Nombreux ont été les hommages rendus à Michel Bühler après son décès survenu début novembre 2022. Né en 1945, le Ste-Crix s’était imposé depuis des décennies comme une figure reconnue de la chanson romande et francophone, mais il était également un poète, un écrivain, un homme de média et un acteur fortement identifié au Jura vaudois et aux luttes sociales.

Celui qui avait écrit et joué en 1988 Le retour du Major Davel s’en va à la veille de la commémoration du tricentenaire de la mort du héros national vaudois. Bien qu’antimilitariste1, Michel Bühler partageait bien des traits communs avec le Major. Ils étaient tous deux profondément attachés au Pays de Vaud, attentifs aux plus modestes, capables de susciter de grands élans de sympathie et, à la fin, pas vraiment suivis par leurs contemporains.

Les médias ont salué à juste titre l’ampleur de l’œuvre musicale du compositeur-interprète vaudois, créée entre Paris et L’Auberson. Plus de 300 chansons, souvent fortes et inspirées, figurent à son répertoire. On se souvient aussi de son engagement politique, résolument à gauche, pour la défense des petits, des pauvres, des humiliés et des réfugiés, ici et à l’échelle planétaire. L’un de ses derniers combats portait sur l’implantation d’éoliennes au-dessus de Sainte-Croix. Il s’y s’opposait fermement comme à autant de blessures industrielles, absurdes et monstrueuses faites au paysage éternel et sublime de son Jura natal.

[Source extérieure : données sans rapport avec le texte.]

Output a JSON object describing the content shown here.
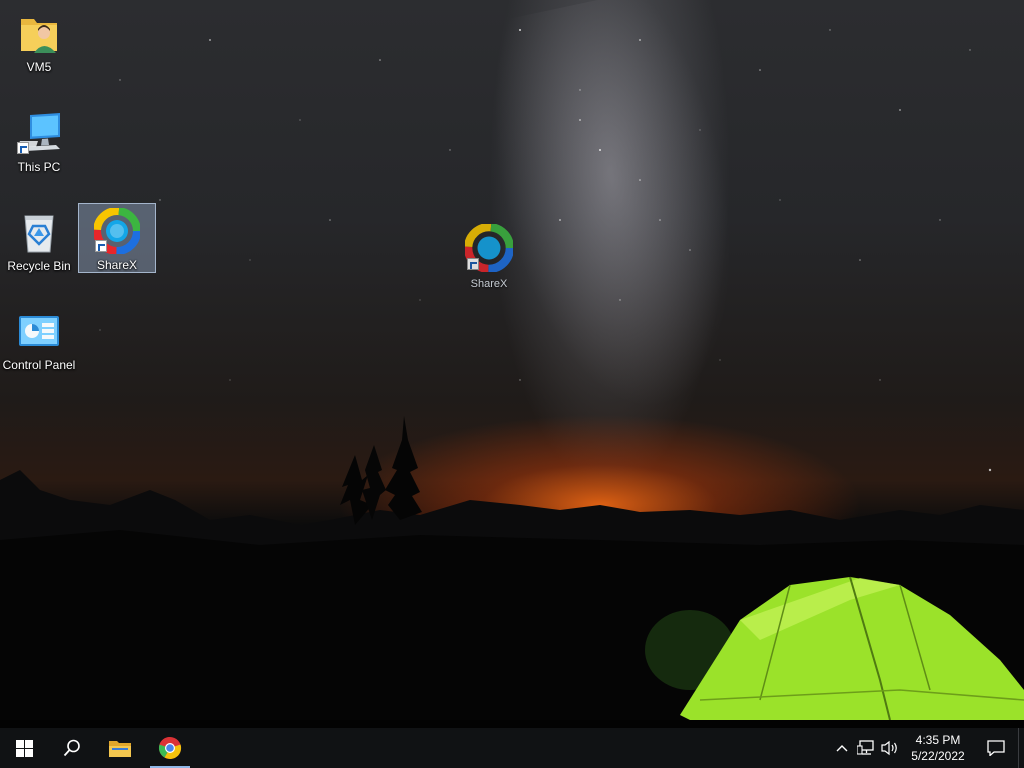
{
  "desktop": {
    "icons": [
      {
        "id": "vm5",
        "label": "VM5",
        "icon": "user-folder-icon"
      },
      {
        "id": "this-pc",
        "label": "This PC",
        "icon": "computer-icon"
      },
      {
        "id": "recycle-bin",
        "label": "Recycle Bin",
        "icon": "recycle-bin-icon"
      },
      {
        "id": "sharex-selected",
        "label": "ShareX",
        "icon": "sharex-icon"
      },
      {
        "id": "control-panel",
        "label": "Control Panel",
        "icon": "control-panel-icon"
      }
    ],
    "drag_ghost": {
      "label": "ShareX",
      "icon": "sharex-icon"
    }
  },
  "taskbar": {
    "start": "windows-start-icon",
    "search": "search-icon",
    "pinned": [
      {
        "id": "file-explorer",
        "icon": "folder-icon",
        "running": false
      },
      {
        "id": "chrome",
        "icon": "chrome-icon",
        "running": true
      }
    ],
    "tray": {
      "icons": [
        "chevron-up-icon",
        "network-icon",
        "volume-icon"
      ],
      "time": "4:35 PM",
      "date": "5/22/2022",
      "notification_icon": "notification-icon"
    }
  },
  "colors": {
    "taskbar_bg": "#101214",
    "selection": "#96aac8",
    "running_indicator": "#8fb7e8",
    "tent_green": "#9be22a"
  }
}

Chanteur, Michel Bühler était aussi un écrivain et un témoin. Avec La parole volée2, il a su faire le récit poignant de la longue agonie des usines Paillard, puis Hermès Précisa International, de Sainte-Croix, des luttes d’ouvriers progressivement dépossédés de leur savoir-faire, de leur travail, de leur identité. C’était les prémices de la mondialisation. D’autres publications comme Lettres à Ménétrey, La Plaine à l’Eau-Belle ou simplement Jura sont aussi des œuvres fortes exprimant avec sensibilité et justesse la condition souvent difficile des gens ordinaires, les injustices, l’amitié, la solidarité mais aussi la permanence et la splendeur du Jura vaudois. Il a sans doute été moins heureux avec Un si beau printemps3 où le Ste-Crix tente, sans y parvenir, d’expliquer à ses neveux ce qu’ont été ses enthousiasmes, ses révoltes, ses utopies: «Une révolution a eu lieu. Pas celle que nous espérions.» A travers une écriture parfois laborieuse, on mesure le gouffre d’incompréhension qui sépare sa génération idéaliste de celles qui l’ont suivie, matérialistes, technologiques et tellement individualistes.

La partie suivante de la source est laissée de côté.